Dr Norouzi Minou and working group (Migrant Screen Cultures)

159000 €

Revolutionary Patience: Migrant Perspectives On Doing Politics With Documentary

Tieteellinen tutkimus / siihen pohjautuva työ | Kolmivuotinen

Revolutionary Patience examines documentaries and moving image works by women and non-binary filmmakers from the Middle East/Southwest Asia and North Africa (SWANA) who are implicated in contemporary and historical waves of migration. The project significantly expands our understanding of the social relevance, and politics of documentary by locating the critical potential of migrant and diasporic cinema in strategies of objectification.

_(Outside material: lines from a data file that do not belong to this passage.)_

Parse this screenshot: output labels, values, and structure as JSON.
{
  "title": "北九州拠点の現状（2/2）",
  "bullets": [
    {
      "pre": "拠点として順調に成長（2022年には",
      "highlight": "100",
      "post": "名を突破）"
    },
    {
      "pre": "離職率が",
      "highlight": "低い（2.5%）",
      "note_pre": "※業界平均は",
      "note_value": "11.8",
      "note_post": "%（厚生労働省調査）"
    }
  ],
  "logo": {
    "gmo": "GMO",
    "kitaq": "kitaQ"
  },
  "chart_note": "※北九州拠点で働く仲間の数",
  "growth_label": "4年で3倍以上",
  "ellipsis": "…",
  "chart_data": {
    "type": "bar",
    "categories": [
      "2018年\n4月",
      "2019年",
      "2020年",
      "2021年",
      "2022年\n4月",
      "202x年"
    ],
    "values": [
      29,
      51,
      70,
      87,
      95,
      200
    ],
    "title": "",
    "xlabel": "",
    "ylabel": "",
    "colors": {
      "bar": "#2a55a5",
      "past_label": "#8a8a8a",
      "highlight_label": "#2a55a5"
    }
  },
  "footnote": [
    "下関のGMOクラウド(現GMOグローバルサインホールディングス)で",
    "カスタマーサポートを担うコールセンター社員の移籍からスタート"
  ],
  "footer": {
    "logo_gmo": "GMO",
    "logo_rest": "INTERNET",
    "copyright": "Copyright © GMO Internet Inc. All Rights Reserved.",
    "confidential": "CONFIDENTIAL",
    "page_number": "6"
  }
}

Migrant perspectives on the strategies of objectification are positioned as critical aesthetic methods and forms of activism that prevent empathic identification as a redemptive act for the viewer. This provokes significant new approaches to thinking about the ethics of documentary. Ethical debates normally focus on the responsibility of filmmakers. This project shifts these classic debates calling our attention to the obligation of viewers instead. Revolutionary Patience, thus, critiques empathic engagement and offers strategies of objectification, including silences and narrative opacities, as patiently revolutionary methods of doing politics with documentary cinema. The study is focused on female and non-binary film practitioners with a background in the SWANA regions to redress insufficient film scholarship on the work of this under-represented group. The project therefore presents a corrective that seeks to create a fuller picture.